Nelke erwarb den Hof, kaufte nach und nach auch etwas Land, vor allem Wald, dazu. Er begann, Hunderte von Vogelhäusern aufzuhängen, entrümpelte einen kleinen Teich, pflanzte Laubbäume zwischen die Kiefern-Monokulturen und steckte Krokuszwiebeln entlang der Wege. Er beschäftigt einen pensionierten Förster, wenn er in Berlin arbeitet, und sooft es geht, packt er an den Wochenenden seine Sachen, greift sich sein Fahrrad und steigt in den Zug, der meist nur für ihn an einem fast vergessenen Bahnhof Zwischenstopp einlegt.

Wolfgang Nelke hat keinen Jeep, und er ist keiner von denen, die wenige Kilometer entfernt Schlagzeilen gemacht haben. Er ist nicht so einer wie der Graf, der in Himmelpfort mehrere hundert Hektar brandenburgischen Wald erwerben wollte, um als erstes die gutgewachsenen alten Buchen abzuholzen. Er ist auch kein Großeigentümer, der „Privatweg“-Schilder aufstellt und ungeliebte Waldbesucher mit Hunden vertreibt. Die Zäune, die Nelke gezogen hat, behindern keinen Spaziergänger, aber sie schützen die jungen Bäume vor dem Wild, das, als die Gegend noch DDR-Staatsjagdrevier war, hier sich üppiger vermehren durfte als andernorts. Jede Drahtrolle hat er mit der Schubkarre angeschleppt, jeden Zaunpfahl selbst gesetzt. „Ich bin der Zaunkönig von Deutschboden“, scherzt Wolfgang Nelke.

Kürzlich hat jemand Löcher in die Drähte geschnitten und ihm einen toten Hund über den Zaun geworfen.

Der Berliner Ethnologe weiß genau, wer ihm seit Jahren Böses will: ein einheimischer Reiterhofbesitzer, der mit seinen Pferden regelmäßig die Wege zertrampelt, der sich an keine Absprachen hält, der Leute beschäftigt, die bei ihm Holz klauen, der gedroht hat, sich an seinen Arbeitgeber zu wenden, wenn Nelke ihn weiter behelligt. Einer, „der alle Bewohner im Griff hat“, weil jeder, ist sich Wolfgang Nelke sicher, in der Gegend schon mal irgend etwas „schwarz gebaut“ hat: eine Garage oder einen Schuppen, ohne Genehmigung. Nur deshalb würde niemand etwas gegen Herrn A. unternehmen.
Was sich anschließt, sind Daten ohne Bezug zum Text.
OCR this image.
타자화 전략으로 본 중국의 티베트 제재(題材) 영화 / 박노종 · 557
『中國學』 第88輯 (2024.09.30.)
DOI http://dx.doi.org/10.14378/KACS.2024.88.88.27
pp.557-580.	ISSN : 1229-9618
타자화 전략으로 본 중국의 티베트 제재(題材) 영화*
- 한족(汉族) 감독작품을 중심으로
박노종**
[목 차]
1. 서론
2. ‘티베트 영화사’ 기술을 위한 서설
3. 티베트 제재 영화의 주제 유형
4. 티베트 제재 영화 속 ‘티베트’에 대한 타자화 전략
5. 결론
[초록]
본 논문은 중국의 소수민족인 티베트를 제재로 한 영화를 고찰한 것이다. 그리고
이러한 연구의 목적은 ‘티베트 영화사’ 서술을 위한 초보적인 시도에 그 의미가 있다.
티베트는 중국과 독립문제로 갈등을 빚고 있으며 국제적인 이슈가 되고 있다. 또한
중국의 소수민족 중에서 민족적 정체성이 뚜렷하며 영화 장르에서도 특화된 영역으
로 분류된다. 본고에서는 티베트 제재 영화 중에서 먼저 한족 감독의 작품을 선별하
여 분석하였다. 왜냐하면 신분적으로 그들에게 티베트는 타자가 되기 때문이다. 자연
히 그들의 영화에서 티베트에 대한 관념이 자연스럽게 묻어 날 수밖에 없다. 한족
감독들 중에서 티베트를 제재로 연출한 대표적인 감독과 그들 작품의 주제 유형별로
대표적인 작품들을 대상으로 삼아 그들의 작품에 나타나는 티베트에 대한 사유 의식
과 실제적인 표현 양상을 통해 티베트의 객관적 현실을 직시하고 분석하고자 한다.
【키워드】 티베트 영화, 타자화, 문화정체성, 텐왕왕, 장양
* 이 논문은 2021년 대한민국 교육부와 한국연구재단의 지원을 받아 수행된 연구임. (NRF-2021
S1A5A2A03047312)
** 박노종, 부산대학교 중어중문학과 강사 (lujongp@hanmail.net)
Herr A. ist der Leiter eines Amtes in der nahe gelegenen Kreisstadt. Der Reiterhof gehört seiner Frau. Er reite nur manchmal, sagt er sehr ernst. In einem kleinen, aufgeräumten Zimmer geht A. seinen Amtsgeschäften nach. Die meisten seiner Telefonate drehen sich an diesem Morgen um Fördermittel. „Die Region hat schwer zu kämpfen“, erklärt Herr A. „Die Uckermark ist der hinterletzte Zipfel von Brandenburg.“

Es klingt irgendwie pastoral, wenn Herr A. über die Strukturprobleme redet. Gerade der Tourismus entwickle sich nicht so, wie von den meisten Einheimischen erhofft. Ein Pensionswirt habe ihm erzählt, daß zu Ostern kein einziges Bett im Ort ausgebucht war, während man an der Ostsee die Besucher aus Berlin wohl stapeln konnte.

Und jede Meldung über die Gegend vergraule irgendwie die Leute. „Wenn niemand kommt, geht das zu Lasten der Arbeitsplätze.“ Soll deswegen der Streit zwischen ihm und Wolfgang Nelke anonym bleiben? Amtsleiter A. sieht müde aus. Er antwortet: Erst kürzlich, als über verstärkte „Munitionsfunde aus Russenzeiten“ bei Storkow berichtet wurde, wollte keiner mehr eine Straße bauen, ohne vorher kostenaufwendige Untersuchungen anstellen zu lassen. Bis sich das Mißverständnis aufklärte: Die Verseuchung des Bodens wurde in Storkow bei Fürstenwalde festgestellt, nicht in Storkow, für das er zuständig ist. Herr A. lächelt sanft. Schwer vorzustellen, daß einer wie er „rechte Jungmänner“ vor Nelkes Hütte geschickt haben soll. Der Berliner Ethnologe behauptet es, Herr A. schüttelt stumm den Kopf.

Ihr eigentliches Problem ist einfach zu beschreiben: Brandenburg zählt derzeit etwa 5.000 Pferdehalter. Seit 1993 gibt es eine Verordnung über das Reiten im Wald und in der freien Landschaft. Reitwege im Wald müssen ausgewiesen werden, Reitpferde sollten Plaketten tragen, heißt es darin. Auch daß die Festlegung eines Reitwegenetzes durch die untere Forstbehörde im Einvernehmen mit allen Waldeigentümern erfolgen soll.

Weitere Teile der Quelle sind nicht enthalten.